Kylie Saigol, an analyst with the Rising Gen client segment team, spoke with Wendy Mock, host of UBS Trending, about building sound credit ratings. The Rising Gen client segment team assists investors under 40 or those at the beginning of their financial journey. Click here to watch the episode, which aired May 18, 2022.
What goes into a credit score?
There are a number of components that make up your credit score, but some are more important than others:
— The first is your payment history. This is the most important because it indicates how well you are able to make future payments. Credit card companies will automatically report payments or non-payments to the bureaus. That means paying your credit card and other bills on time is the most important way to make sure you’re on the right track. Personally, I’ve found it easier to set up automatic payments for my bills and credit cards, even rent, so I don’t miss deadlines – just make sure there’s money on your account to cover payments.
Your credit score also takes into account 4 other elements. The next highest amount is the amount you owe in repayment against the available line of credit you have. For example, if you have a $10,000 line of credit, you wouldn’t want to owe more than $3,000. The amount you owe against your overall line of credit is known as the debt to credit ratio and general advice is to avoid using more than 30% of your credit limit if possible to avoid damaging your credit score.
The other elements taken into account are:
— The length of your credit history. The more the better.
— New credit applications: If you try to open too many credit accounts in a short time, it could hurt your score. (More on that below.)
— Credit mix: The variety of loans you have. These can include revolving loans, like credit cards, or installment loans like home loans, auto loans, or student debt. According to Experian, credit makeup accounts for 10% of a person’s FICO credit score. Maintaining a credit mix demonstrates that you can handle multiple types of loans and can increase your score.
– Major derogatory items such as tax liens, judgments, bankruptcy, charges/recoveries are also factored into your score.

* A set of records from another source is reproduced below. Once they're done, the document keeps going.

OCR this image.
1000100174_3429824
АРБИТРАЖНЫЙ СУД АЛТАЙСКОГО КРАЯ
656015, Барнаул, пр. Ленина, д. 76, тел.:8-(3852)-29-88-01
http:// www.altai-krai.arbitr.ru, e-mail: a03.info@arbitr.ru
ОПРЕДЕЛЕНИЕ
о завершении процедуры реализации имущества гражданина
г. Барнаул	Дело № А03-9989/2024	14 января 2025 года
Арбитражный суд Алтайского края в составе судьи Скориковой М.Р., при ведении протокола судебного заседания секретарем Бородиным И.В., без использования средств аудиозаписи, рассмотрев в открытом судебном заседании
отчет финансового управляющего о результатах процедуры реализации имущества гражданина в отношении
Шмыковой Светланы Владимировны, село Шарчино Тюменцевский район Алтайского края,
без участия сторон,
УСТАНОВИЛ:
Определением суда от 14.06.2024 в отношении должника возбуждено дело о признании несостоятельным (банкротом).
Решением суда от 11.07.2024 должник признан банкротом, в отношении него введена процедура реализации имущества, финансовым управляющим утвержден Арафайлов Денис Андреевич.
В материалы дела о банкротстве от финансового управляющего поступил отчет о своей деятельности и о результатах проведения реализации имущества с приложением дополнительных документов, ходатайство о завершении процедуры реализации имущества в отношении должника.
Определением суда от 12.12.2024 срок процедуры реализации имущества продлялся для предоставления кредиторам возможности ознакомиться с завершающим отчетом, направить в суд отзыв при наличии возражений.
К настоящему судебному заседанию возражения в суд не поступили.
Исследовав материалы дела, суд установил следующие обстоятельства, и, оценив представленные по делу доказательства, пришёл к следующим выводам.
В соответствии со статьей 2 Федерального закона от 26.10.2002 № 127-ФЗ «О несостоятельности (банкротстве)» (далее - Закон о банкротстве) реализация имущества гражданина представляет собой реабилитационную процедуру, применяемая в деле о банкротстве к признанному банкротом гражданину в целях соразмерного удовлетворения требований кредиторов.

What are the pitfalls to avoid ?
People often think that the more credit cards you have, the easier it will be to build up credit – so they ask for many cards. However, asking for credit cards unnecessarily can work against you. A firm credit inquiry, or credit check, is when a potential creditor is legally permitted to view your credit report to assess whether and at what rate they will extend you credit. A serious inquiry is recorded on your credit report, and each serious inquiry for a credit card could lower your credit score by up to five points, according to FICO. A serious investigation usually falls out of your report after about two years. (Note that there is a difference between a soft inquiry and a serious inquiry. An informal inquiry usually occurs when a person or company checks your credit as part of a background check or when you look at your own file. credit checks. Informal inquiries do not hurt your score). The best way to apply for a new credit card is to do your research beforehand and understand your likelihood of being approved for a card before applying.
You will also want to consider the implications of closing a credit card. Sometimes that’s the right choice, like if you’re struggling to spend too much or even want to switch cards for another reason. When you close a card, you may temporarily see a drop in your score, as this could change the average length of credit history, and you reduce your available credit limit overall, which means you will have impression of using a higher proportion. of any credit granted to you. It is therefore better to weigh the pros and cons of closing it or leaving it open and not using it.
Click here to watch the full video, which includes more commentary on how to build and maintain your credit score.
UBS offers many resources to help you stay financially fit. Visit ubs.com/TheCode. The free site offers interactive educational modules to help you understand the fundamentals of money management or how to contact a financial advisor.